Gorrín is also seeking to become an intermediary between the Maduro regime and Trump’s administration, the idea being that he could execute a possible political transition in Venezuela in exchange for amnesty. According to three sources close to Gorrín, Maduro and other leaders have approved the effort.
Gorrín has reportedly insisted that the crisis in Venezuela can be solved vie simple negotiation. Maduro is willing to relinquish power, sources close to him gave said, but only in a way that guarantees he won’t lose prestige.
Chavismo doesn’t want another Nuremberg
The Maduro regime is worried that a witch hunt will result from officials stepping down from power. A source reportedly said Gorrín does not want “another Nüremberg.”
But the high-standing members of the regime, many linked to human rights violations, allegedly don’t even want to lose the privileges they are enjoying while in power. “They want to keep the money,” a source told El Nuevo Herald.

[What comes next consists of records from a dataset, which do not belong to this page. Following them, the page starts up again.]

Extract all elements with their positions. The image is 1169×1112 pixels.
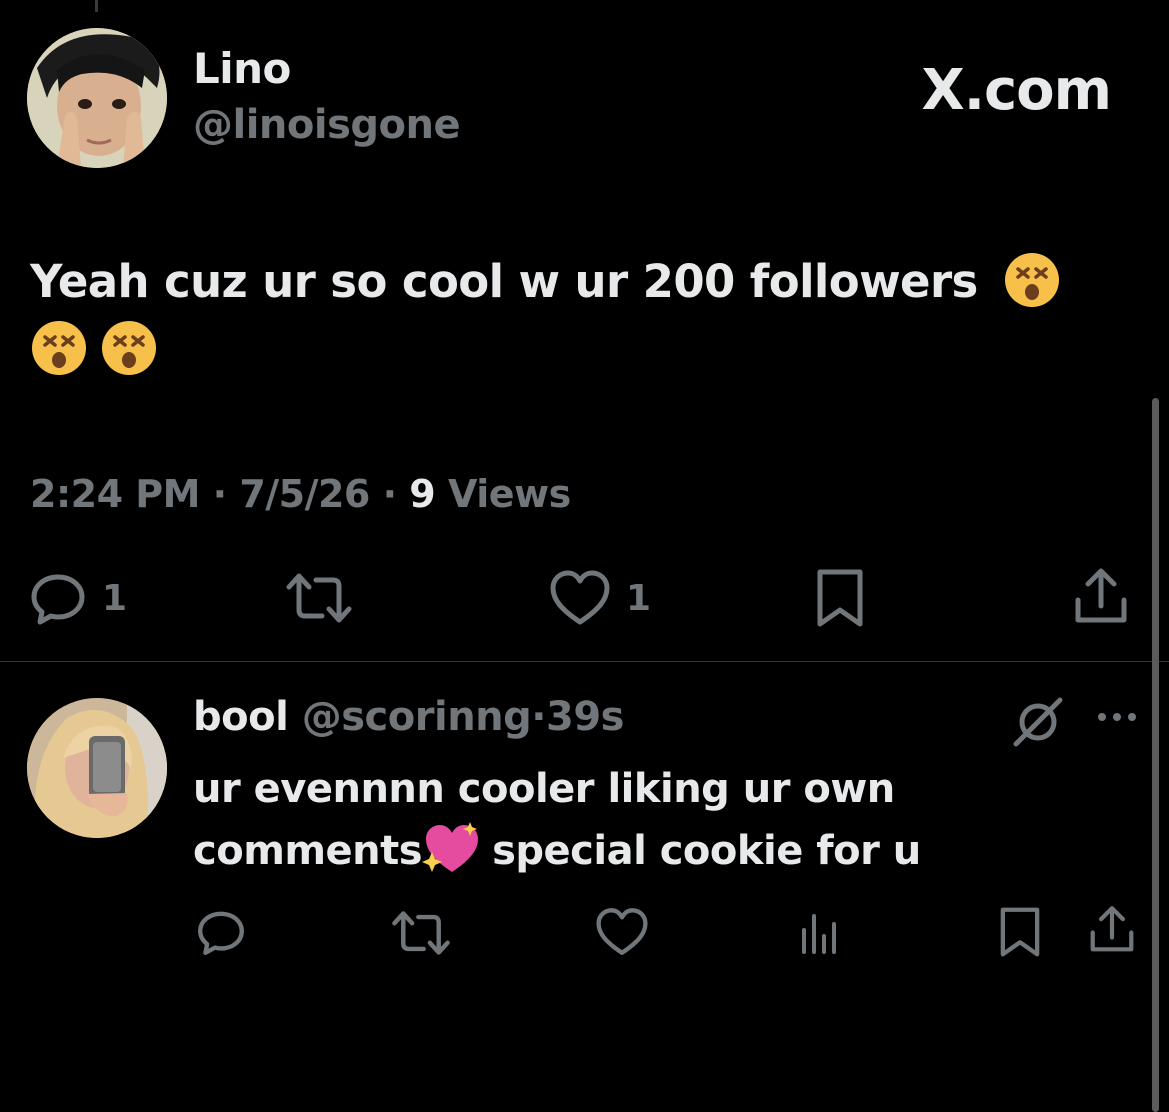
grok-icon xyxy=(1013,697,1063,747)
repost-icon xyxy=(392,911,450,955)
reply-icon xyxy=(31,574,85,625)
brand-watermark: X.com xyxy=(921,58,1112,123)
reply-bookmark-button[interactable] xyxy=(996,904,1044,960)
more-icon xyxy=(1098,713,1136,721)
meta-separator: · xyxy=(199,472,240,516)
dizzy-face-emoji-icon xyxy=(30,319,88,377)
tweet-text: Yeah cuz ur so cool w ur 200 followers xyxy=(30,248,1110,384)
reply-reply-button[interactable] xyxy=(194,906,248,958)
reply-text-part: comments xyxy=(193,828,423,874)
reply-action-bar xyxy=(0,904,1169,960)
reply-line-1: ur evennnn cooler liking ur own xyxy=(193,766,895,812)
share-icon xyxy=(1075,568,1127,623)
reply-share-button[interactable] xyxy=(1086,904,1138,956)
reply-like-button[interactable] xyxy=(594,906,650,958)
author-handle[interactable]: @linoisgone xyxy=(193,102,461,148)
repost-button[interactable] xyxy=(284,570,354,626)
meta-separator: · xyxy=(531,694,546,740)
reply-timestamp[interactable]: 39s xyxy=(546,694,624,740)
reply-line-2: comments special cookie for u xyxy=(193,820,1093,882)
avatar-image xyxy=(27,28,167,168)
tweet-time[interactable]: 2:24 PM xyxy=(30,472,200,516)
author-avatar[interactable] xyxy=(27,28,167,168)
avatar-image xyxy=(27,698,167,838)
reply-author-handle[interactable]: @scorinng xyxy=(302,694,532,740)
reply-button[interactable]: 1 xyxy=(28,568,127,628)
reply-count: 1 xyxy=(102,577,128,619)
reply-icon xyxy=(198,911,244,955)
reply-views-button[interactable] xyxy=(798,910,842,956)
reply-repost-button[interactable] xyxy=(390,908,452,958)
heart-icon xyxy=(550,570,610,625)
like-button[interactable]: 1 xyxy=(548,568,651,628)
grok-button[interactable] xyxy=(1012,696,1064,752)
author-name[interactable]: Lino xyxy=(193,44,291,93)
bookmark-icon xyxy=(1000,907,1040,957)
repost-icon xyxy=(286,573,352,623)
reply-text-part: special cookie for u xyxy=(492,828,921,874)
tweet-detail-page: Lino @linoisgone X.com Yeah cuz ur so co… xyxy=(0,0,1169,1112)
tweet-text-content: Yeah cuz ur so cool w ur 200 followers xyxy=(30,255,978,308)
tweet-meta: 2:24 PM · 7/5/26 · 9 Views xyxy=(30,472,571,516)
reply-text: ur evennnn cooler liking ur own comments… xyxy=(193,758,1093,882)
tweet-divider xyxy=(0,661,1169,662)
reply-header: bool @scorinng·39s xyxy=(193,694,624,740)
thread-connector xyxy=(95,0,98,12)
reply-author-name[interactable]: bool xyxy=(193,694,289,740)
views-label: Views xyxy=(435,472,571,516)
meta-separator: · xyxy=(369,472,410,516)
share-button[interactable] xyxy=(1070,566,1132,628)
analytics-icon xyxy=(802,914,836,954)
bookmark-button[interactable] xyxy=(812,566,868,630)
share-icon xyxy=(1090,906,1134,952)
emoji-row xyxy=(30,316,1110,384)
views-count: 9 xyxy=(409,472,436,516)
like-count: 1 xyxy=(626,577,652,619)
dizzy-face-emoji-icon xyxy=(1003,251,1061,309)
tweet-action-bar: 1 1 xyxy=(0,566,1169,630)
dizzy-face-emoji-icon xyxy=(100,319,158,377)
sparkling-heart-emoji-icon xyxy=(422,820,482,876)
heart-icon xyxy=(596,908,648,955)
scrollbar[interactable] xyxy=(1152,398,1159,1112)
more-options-button[interactable] xyxy=(1094,702,1140,736)
tweet-date[interactable]: 7/5/26 xyxy=(239,472,370,516)
reply-author-avatar[interactable] xyxy=(27,698,167,838)
bookmark-icon xyxy=(817,569,863,627)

And that is why Gorrín keeps insisting on one specific proposal: Maduro would hold presidential elections in 2018, be able to admit defeat against the Venezuelan opposition, transfer power and provide sufficient guarantees that, once out of power, he will not suffer reprisals either in Venezuela or abroad.
Gorrín also has links to Venezuelan opposition figures. He reportedly introduced them to his lobbying company with the intention of “representing the totality of the opposition,” but the leadership never organized around the idea.
If Gorrín’s intention is to expand Globovisión in the United States, it is not going well. But that goal wouldn’t explain why he’s meeting with elite politicians in Washington.
A foreign television station seeking to break into the US market doesn’t even need approval from the Federal Communications Commission, let alone from the White House.